Chefs love cooking with strong robust flavours; bitterness, acidity, sourness, and other pungent notes deployed in the right balance can make your taste buds dance. Even fruit that’s supposed to be sweet – tomatoes, for example – are best when they have some sharpness and acidity, too. Foods without bitterness, pungency or acidity lack depth and complexity.

It is true that such flavours don’t appeal to everyone. some don’t like radicchio – the bitter leaves from northern Italy, for instance.

Although humans are naturally wired to love sweet flavours – breast milk is sweet, after all – the rise of ultra-processed foods, often laden with added sugar, has contributed to our ever-growing cravings. Fruit and vegetable growers have responded to meet demand. Seedless Grapes have been deliberately bred to taste like the fun fair confection. Red delicious apples are widely acknowledged to be bland. And aubergines no longer need salting and draining prior to cooking because the bitterness this process is intended to eliminate has been completely bred out of them.

Does any of this matter? Is the nuance of flavour something only foodies and chefs need to concern themselves with? Does it matter if onions are sweet? The answer is yes, because flavour often delivers nutrients. McLagan explains that grapefruit’s bitterness comes from a flavonoid (or plant compound) called naringin; a powerful antioxidant. “But what remains of this bitter-tasting chemical in grapefruit is [being] filtered out of grapefruit juice,” she says.

Compounds called glucosinolates, which impart bitterness in cruciferous vegetables (broccoli, Brussels sprouts, cabbage, kale, and rocket), are also responsible for their health benefits. These include improving the liver’s ability to process toxins, encouraging the growth of healthy gut bacteria, aiding digestion – and quelling cravings for sweets.

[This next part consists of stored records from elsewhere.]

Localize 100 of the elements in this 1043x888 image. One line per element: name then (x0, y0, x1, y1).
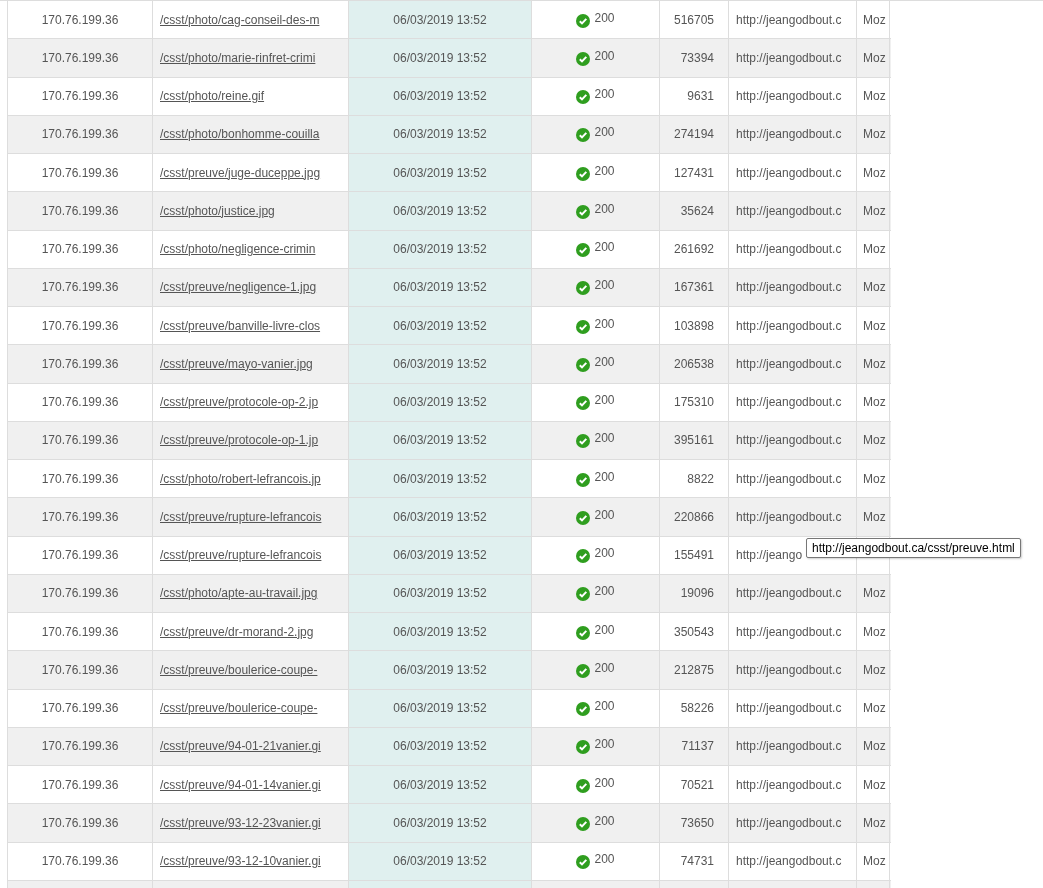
ip-address-cell: 170.76.199.36 (8, 498, 153, 536)
check-icon (576, 319, 591, 334)
file-path-link[interactable]: /csst/preuve/dr-morand-2.jpg (160, 624, 314, 639)
size-cell: 261692 (660, 230, 729, 268)
check-icon (576, 625, 591, 640)
check-icon (576, 663, 591, 678)
timestamp-cell: 06/03/2019 13:52 (349, 307, 532, 345)
user-agent-text: Moz (863, 662, 886, 677)
timestamp-cell: 06/03/2019 13:52 (349, 766, 532, 804)
ip-address-cell: 170.76.199.36 (8, 766, 153, 804)
size-cell: 71137 (660, 727, 729, 765)
timestamp-cell: 06/03/2019 13:52 (349, 460, 532, 498)
referer-cell: http://jeangodbout.c (729, 230, 857, 268)
file-path-link[interactable]: /csst/preuve/juge-duceppe.jpg (160, 165, 321, 180)
ip-address-cell: 170.76.199.36 (8, 460, 153, 498)
timestamp-cell: 06/03/2019 13:52 (349, 498, 532, 536)
status-code: 200 (594, 125, 615, 140)
size-cell: 155491 (660, 536, 729, 574)
file-path-link[interactable]: /csst/preuve/boulerice-coupe- (160, 701, 318, 716)
referer-cell: http://jeangodbout.c (729, 154, 857, 192)
referer-cell: http://jeangodbout.c (729, 689, 857, 727)
check-icon (576, 740, 591, 755)
check-icon (576, 472, 591, 487)
timestamp-cell: 06/03/2019 13:52 (349, 115, 532, 153)
file-path-link[interactable]: /csst/preuve/banville-livre-clos (160, 318, 321, 333)
ip-address-cell: 170.76.199.36 (8, 115, 153, 153)
status-code: 200 (594, 813, 615, 828)
file-path-link[interactable]: /csst/photo/apte-au-travail.jpg (160, 586, 318, 601)
check-icon (576, 816, 591, 831)
timestamp-cell: 06/03/2019 13:52 (349, 77, 532, 115)
size-cell: 19096 (660, 574, 729, 612)
user-agent-text: Moz (863, 701, 886, 716)
check-icon (576, 702, 591, 717)
user-agent-text: Moz (863, 280, 886, 295)
file-path-link[interactable]: /csst/photo/cag-conseil-des-m (160, 12, 320, 27)
user-agent-text: Moz (863, 815, 886, 830)
size-cell: 206538 (660, 345, 729, 383)
timestamp-cell: 06/03/2019 13:52 (349, 727, 532, 765)
file-path-link[interactable]: /csst/preuve/93-12-23vanier.gi (160, 815, 321, 830)
status-code: 200 (594, 431, 615, 446)
referer-cell: http://jeangodbout.c (729, 1, 857, 39)
timestamp-cell: 06/03/2019 13:52 (349, 1, 532, 39)
timestamp-cell: 06/03/2019 13:52 (349, 689, 532, 727)
timestamp-cell: 06/03/2019 13:52 (349, 613, 532, 651)
ip-address-cell: 170.76.199.36 (8, 307, 153, 345)
size-cell: 70521 (660, 766, 729, 804)
ip-address-cell: 170.76.199.36 (8, 345, 153, 383)
status-code: 200 (594, 737, 615, 752)
file-path-link[interactable]: /csst/preuve/94-01-14vanier.gi (160, 777, 321, 792)
ip-address-cell: 170.76.199.36 (8, 268, 153, 306)
file-path-link[interactable]: /csst/photo/robert-lefrancois.jp (160, 471, 321, 486)
file-path-link[interactable]: /csst/preuve/rupture-lefrancois (160, 509, 322, 524)
file-path-link[interactable]: /csst/preuve/boulerice-coupe- (160, 662, 318, 677)
check-icon (576, 166, 591, 181)
file-path-link[interactable]: /csst/photo/justice.jpg (160, 203, 275, 218)
tooltip: http://jeangodbout.ca/csst/preuve.html (806, 538, 1021, 558)
file-path-link[interactable]: /csst/photo/marie-rinfret-crimi (160, 50, 316, 65)
file-path-link[interactable]: /csst/preuve/protocole-op-2.jp (160, 395, 319, 410)
ip-address-cell: 170.76.199.36 (8, 536, 153, 574)
user-agent-text: Moz (863, 739, 886, 754)
timestamp-cell: 06/03/2019 13:52 (349, 39, 532, 77)
referer-cell: http://jeangodbout.c (729, 268, 857, 306)
file-path-link[interactable]: /csst/preuve/94-01-21vanier.gi (160, 739, 321, 754)
status-code: 200 (594, 775, 615, 790)
size-cell: 395161 (660, 421, 729, 459)
file-path-link[interactable]: /csst/photo/reine.gif (160, 89, 265, 104)
timestamp-cell: 06/03/2019 13:52 (349, 154, 532, 192)
status-code: 200 (594, 240, 615, 255)
user-agent-text: Moz (863, 318, 886, 333)
user-agent-text: Moz (863, 356, 886, 371)
user-agent-text: Moz (863, 777, 886, 792)
timestamp-cell: 06/03/2019 13:52 (349, 230, 532, 268)
referer-cell: http://jeangodbout.c (729, 77, 857, 115)
size-cell: 516705 (660, 1, 729, 39)
file-path-link[interactable]: /csst/preuve/rupture-lefrancois (160, 548, 322, 563)
timestamp-cell: 06/03/2019 13:52 (349, 651, 532, 689)
ip-address-cell: 170.76.199.36 (8, 574, 153, 612)
check-icon (576, 587, 591, 602)
user-agent-text: Moz (863, 89, 886, 104)
check-icon (576, 281, 591, 296)
user-agent-text: Moz (863, 509, 886, 524)
file-path-link[interactable]: /csst/photo/negligence-crimin (160, 242, 316, 257)
file-path-link[interactable]: /csst/preuve/negligence-1.jpg (160, 280, 317, 295)
size-cell: 167361 (660, 268, 729, 306)
user-agent-text: Moz (863, 127, 886, 142)
status-code: 200 (594, 546, 615, 561)
status-code: 200 (594, 469, 615, 484)
file-path-link[interactable]: /csst/photo/bonhomme-couilla (160, 127, 320, 142)
timestamp-cell: 06/03/2019 13:52 (349, 383, 532, 421)
status-code: 200 (594, 699, 615, 714)
size-cell: 103898 (660, 307, 729, 345)
file-path-link[interactable]: /csst/preuve/93-12-10vanier.gi (160, 854, 321, 869)
size-cell: 127431 (660, 154, 729, 192)
referer-cell: http://jeangodbout.c (729, 651, 857, 689)
size-cell: 175310 (660, 383, 729, 421)
ip-address-cell: 170.76.199.36 (8, 383, 153, 421)
file-path-link[interactable]: /csst/preuve/protocole-op-1.jp (160, 433, 319, 448)
user-agent-text: Moz (863, 203, 886, 218)
check-icon (576, 549, 591, 564)
file-path-link[interactable]: /csst/preuve/mayo-vanier.jpg (160, 356, 313, 371)
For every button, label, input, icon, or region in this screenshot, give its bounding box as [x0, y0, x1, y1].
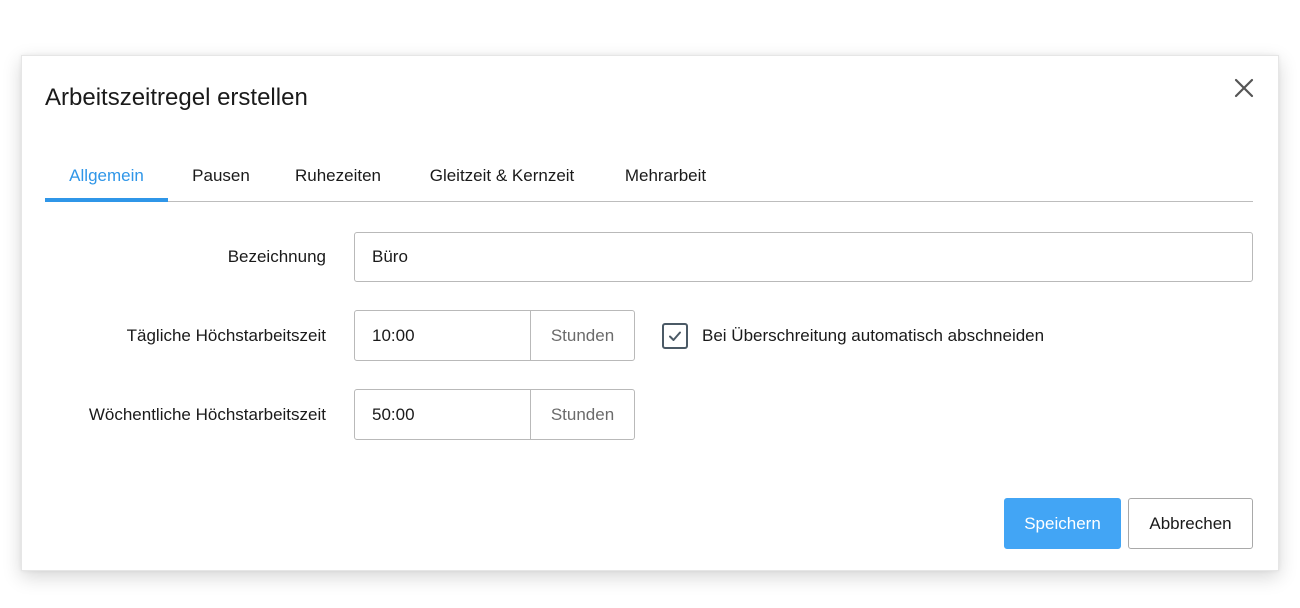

It’s true that science can play a valuable role in developing new varieties of fruits and vegetables. “I suspect down the road, we will move into more genetic engineering to be able to feed larger populations and provide as many nutrients as possible,” says Sharma. But flavour should not be left out of the equation. Shedding a tear or two while chopping an onion is surely a small price to pay for something that not only tastes delicious, but is good for us too.

Ingredients with a bitter bite

Rocket: These peppery leaves make a punchy addition to salads. Mix them with other milder leaves if you find them too strong. (Rocket also works well with other ingredients that tame its harshness). Whizz the leaves into a pesto with herbs including basil and parsley, or use as a garnish for pizza and pasta.

Radicchio: This Italian relative of chicory has purple and white leaves with a pronounced bitter flavour. It’s mainly used in salads but the leaves are fantastic cooked on a griddle. Try countering the bitterness with a dressing spiked with a spoonful of honey. The leaves also pair well with sweet vegetables such as roast squash or pumpkin.